Обычно мы писали первый черновик со скоростью 5–7 страниц в день. Работали ежедневно, без выходных, по 24–30 (в молодые годы) или по 7—10 (в конце 80-х) дней подряд, с 10 до 14 и с 17 до 19 часов. Первый черновик, как правило, превращался со второго захода в чистовик — со скоростью 10–15 страниц в день. Это — в случае, когда работа шла без задержек и творческих кризисов. Разумеется, можно припомнить сколько угодно исключений: «Попытка к бегству» (начинали, писали два десятка страниц, потом бросали, мучались, начинали сначала); «Улитка на склоне» (добрую неделю никак не могли начать, потом писали некоторое время благополучно, заканчивали, а спустя полгода переписывали половину заново). «Гадкие лебеди», «Малыш»… «Трудно быть богом» переписывали дважды, «Страну багровых туч» — трижды. Но в большинстве случаев черновик был только один, и 8-листную повесть удавалось полностью закончить за год, а иногда за 7–8 месяцев. Поскольку метод работы у нас был специфический (всегда вдвоем, всегда нос к носу, один за машинкой, другой рядом… предлагается фраза, обсуждается, редактируется, доводится до ума, заносится на бумагу, предлагается вторая фраза… и так — абзац за абзацем, страница за страницей, глава за главой), — постольку основная правка у нас шла УСТНО, так что первый черновик (да чистовик тоже, хотя и в меньшей степени) это на самом деле текст, в котором практически каждое слово «вычеркнуто» и вновь «записано» два-три-четыре раза. Любопытно, что такой метод работы приводил, в частности, к тому, что многие наши тексты я лично помнил почти наизусть — по крайней мере в первые два-три-четыре года после написания.
Как правило — часовая прогулка (либо после обеда днем, либо вечером перед сном). После обеда — сон. Вечером — книги, телек, кино (если работаем в ДТ).

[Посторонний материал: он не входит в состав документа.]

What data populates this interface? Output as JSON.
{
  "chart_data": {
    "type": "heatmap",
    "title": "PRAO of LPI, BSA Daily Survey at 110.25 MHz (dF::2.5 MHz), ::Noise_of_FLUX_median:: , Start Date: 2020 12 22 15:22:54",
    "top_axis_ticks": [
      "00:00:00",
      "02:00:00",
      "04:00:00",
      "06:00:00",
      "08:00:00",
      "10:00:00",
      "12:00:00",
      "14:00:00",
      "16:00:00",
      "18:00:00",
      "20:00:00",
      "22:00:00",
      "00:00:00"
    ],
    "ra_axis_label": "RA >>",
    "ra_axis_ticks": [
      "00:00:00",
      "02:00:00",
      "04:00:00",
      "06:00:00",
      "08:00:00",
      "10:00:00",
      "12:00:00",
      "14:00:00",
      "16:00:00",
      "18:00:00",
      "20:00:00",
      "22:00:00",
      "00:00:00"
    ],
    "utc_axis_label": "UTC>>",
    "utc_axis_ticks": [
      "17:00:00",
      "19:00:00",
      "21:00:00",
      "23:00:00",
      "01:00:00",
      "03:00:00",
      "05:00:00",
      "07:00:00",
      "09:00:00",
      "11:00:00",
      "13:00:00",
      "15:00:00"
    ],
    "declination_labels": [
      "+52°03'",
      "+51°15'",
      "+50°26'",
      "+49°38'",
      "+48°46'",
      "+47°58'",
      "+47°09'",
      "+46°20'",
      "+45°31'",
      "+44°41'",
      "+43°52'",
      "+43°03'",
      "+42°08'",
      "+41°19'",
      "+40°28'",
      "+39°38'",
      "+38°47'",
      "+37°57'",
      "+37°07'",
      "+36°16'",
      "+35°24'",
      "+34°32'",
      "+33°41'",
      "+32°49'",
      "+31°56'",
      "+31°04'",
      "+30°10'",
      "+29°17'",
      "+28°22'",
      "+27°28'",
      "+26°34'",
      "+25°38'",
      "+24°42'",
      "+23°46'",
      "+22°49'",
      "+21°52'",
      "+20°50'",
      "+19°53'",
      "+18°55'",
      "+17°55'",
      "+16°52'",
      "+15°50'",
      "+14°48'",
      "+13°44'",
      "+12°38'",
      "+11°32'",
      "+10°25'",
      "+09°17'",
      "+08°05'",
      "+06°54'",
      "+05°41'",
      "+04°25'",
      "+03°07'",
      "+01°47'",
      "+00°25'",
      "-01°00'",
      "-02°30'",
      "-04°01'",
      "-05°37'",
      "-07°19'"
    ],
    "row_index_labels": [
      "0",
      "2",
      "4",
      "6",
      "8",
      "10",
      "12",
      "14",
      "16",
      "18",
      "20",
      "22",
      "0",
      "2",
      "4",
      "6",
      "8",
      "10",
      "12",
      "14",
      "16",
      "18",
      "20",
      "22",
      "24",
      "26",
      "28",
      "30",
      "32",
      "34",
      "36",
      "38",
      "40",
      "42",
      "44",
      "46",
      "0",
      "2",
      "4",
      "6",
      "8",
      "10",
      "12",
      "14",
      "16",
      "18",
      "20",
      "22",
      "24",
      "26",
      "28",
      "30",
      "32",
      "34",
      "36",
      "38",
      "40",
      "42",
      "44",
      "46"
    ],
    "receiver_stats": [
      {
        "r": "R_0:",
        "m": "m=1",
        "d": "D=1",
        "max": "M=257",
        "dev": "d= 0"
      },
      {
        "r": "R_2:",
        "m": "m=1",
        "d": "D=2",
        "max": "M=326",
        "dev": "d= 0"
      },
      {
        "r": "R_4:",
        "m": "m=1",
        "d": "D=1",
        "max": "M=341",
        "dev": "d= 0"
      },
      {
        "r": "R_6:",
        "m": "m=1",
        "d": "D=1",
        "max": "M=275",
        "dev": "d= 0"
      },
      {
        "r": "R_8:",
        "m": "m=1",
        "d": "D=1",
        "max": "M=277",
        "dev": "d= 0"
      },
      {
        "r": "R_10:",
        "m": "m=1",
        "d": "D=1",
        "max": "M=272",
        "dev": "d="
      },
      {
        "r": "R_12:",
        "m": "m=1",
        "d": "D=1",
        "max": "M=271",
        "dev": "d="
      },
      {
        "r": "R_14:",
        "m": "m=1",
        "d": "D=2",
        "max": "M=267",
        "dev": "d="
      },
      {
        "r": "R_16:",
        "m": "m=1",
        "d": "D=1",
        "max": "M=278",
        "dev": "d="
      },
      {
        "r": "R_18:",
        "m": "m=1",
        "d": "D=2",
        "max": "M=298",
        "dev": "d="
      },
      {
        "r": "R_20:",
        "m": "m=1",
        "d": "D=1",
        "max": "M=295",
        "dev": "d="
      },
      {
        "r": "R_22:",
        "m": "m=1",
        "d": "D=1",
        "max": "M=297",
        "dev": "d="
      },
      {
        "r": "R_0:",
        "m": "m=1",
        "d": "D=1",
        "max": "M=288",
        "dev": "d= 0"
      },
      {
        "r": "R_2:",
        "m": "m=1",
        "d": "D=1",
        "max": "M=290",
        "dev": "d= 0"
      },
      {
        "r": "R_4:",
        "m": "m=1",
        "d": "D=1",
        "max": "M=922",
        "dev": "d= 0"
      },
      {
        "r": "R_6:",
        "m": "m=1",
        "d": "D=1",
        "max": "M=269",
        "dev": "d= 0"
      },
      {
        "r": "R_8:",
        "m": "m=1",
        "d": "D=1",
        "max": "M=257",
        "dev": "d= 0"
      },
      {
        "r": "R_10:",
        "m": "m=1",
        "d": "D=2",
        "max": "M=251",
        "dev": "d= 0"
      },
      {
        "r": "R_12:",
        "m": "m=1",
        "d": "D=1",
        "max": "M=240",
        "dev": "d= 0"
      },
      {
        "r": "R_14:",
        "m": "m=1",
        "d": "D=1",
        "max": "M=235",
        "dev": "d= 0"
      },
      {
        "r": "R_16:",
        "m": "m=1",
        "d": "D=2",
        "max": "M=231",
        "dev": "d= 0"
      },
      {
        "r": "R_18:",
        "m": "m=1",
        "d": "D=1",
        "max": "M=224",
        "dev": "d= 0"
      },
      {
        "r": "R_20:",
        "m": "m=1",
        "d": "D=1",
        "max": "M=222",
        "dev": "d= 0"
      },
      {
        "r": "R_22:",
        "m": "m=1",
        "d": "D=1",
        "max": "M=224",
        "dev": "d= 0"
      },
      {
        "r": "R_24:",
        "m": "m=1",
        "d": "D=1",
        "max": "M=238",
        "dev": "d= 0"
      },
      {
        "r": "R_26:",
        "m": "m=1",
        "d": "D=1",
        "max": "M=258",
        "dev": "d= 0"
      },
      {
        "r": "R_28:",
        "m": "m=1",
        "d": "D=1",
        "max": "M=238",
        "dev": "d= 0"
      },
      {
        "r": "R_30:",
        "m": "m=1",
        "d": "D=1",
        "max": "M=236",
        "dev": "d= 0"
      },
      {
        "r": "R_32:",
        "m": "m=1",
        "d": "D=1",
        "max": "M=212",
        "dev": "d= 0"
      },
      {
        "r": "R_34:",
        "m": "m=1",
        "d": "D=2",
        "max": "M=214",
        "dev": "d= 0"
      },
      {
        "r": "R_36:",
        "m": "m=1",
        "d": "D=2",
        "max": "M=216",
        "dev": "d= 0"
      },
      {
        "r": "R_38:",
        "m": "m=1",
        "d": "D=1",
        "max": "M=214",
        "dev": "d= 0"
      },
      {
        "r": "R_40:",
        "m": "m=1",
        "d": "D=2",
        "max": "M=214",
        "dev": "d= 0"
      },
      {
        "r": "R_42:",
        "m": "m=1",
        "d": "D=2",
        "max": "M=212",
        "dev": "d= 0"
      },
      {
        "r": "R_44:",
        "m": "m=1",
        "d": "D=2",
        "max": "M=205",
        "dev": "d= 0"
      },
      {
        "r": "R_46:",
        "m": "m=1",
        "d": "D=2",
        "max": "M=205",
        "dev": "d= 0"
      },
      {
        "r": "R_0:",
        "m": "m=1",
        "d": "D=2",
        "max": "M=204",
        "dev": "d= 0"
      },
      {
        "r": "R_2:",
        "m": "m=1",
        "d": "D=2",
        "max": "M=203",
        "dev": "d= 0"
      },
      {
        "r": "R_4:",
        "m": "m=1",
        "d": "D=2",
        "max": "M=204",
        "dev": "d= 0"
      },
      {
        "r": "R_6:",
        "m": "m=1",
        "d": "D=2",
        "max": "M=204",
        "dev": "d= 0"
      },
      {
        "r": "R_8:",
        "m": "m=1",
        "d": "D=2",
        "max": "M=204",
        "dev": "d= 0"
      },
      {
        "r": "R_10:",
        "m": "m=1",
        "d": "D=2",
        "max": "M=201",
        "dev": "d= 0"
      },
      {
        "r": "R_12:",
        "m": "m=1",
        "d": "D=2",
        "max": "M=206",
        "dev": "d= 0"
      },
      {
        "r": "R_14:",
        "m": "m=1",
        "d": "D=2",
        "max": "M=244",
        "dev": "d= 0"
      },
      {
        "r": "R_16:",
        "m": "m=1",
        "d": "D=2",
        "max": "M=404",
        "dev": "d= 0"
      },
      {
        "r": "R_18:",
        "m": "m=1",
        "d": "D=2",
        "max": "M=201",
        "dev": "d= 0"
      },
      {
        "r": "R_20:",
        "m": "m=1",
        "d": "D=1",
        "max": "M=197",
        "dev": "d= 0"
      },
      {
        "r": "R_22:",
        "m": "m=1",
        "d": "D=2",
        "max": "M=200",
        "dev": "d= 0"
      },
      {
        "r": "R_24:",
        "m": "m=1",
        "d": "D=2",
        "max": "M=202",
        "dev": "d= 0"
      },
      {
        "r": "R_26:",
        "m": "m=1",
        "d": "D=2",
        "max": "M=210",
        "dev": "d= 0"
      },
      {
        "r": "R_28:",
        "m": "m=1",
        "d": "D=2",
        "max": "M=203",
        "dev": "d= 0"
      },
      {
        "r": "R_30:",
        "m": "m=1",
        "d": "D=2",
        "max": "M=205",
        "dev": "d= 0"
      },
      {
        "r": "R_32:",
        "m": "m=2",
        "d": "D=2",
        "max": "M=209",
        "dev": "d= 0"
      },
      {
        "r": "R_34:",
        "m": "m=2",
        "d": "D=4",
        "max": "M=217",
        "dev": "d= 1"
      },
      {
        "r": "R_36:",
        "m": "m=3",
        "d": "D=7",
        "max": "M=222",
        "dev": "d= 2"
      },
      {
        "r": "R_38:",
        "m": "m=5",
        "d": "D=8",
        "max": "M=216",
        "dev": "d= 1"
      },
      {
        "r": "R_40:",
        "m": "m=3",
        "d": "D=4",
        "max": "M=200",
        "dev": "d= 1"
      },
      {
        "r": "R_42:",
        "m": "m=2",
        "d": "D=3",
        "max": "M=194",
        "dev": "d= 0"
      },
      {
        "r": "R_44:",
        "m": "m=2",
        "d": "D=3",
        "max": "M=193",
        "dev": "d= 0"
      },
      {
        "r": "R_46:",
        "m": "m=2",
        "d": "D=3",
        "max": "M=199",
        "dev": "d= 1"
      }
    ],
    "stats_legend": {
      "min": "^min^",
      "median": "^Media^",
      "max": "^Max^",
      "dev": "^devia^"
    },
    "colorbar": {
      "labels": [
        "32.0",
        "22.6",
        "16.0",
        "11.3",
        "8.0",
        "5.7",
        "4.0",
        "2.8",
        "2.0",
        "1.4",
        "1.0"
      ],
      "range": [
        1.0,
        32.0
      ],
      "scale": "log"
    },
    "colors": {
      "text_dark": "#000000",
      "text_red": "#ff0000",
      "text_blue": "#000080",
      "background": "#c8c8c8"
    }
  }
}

Впрочем, очень часто вечера уходили на деловые разговоры — обсуждались будущие тексты.
Во время работы режим был очень жесткий: в 12 мы были уже в постелях, но, конечно, как правило, еще часок читали.
АН обычно взвешивал на ладони папку с оконченным романом и, глядя на меня со значением, говорил что-нибудь вроде: «Вот так! Это вам не хрен собачий. Это — нечто!» После чего мы либо шли в «Пекин», если дело происходило в Москве, либо устраивали пир богов «на месте работы», если окончание приходилось на Ленинград или какой-нибудь дом творчества.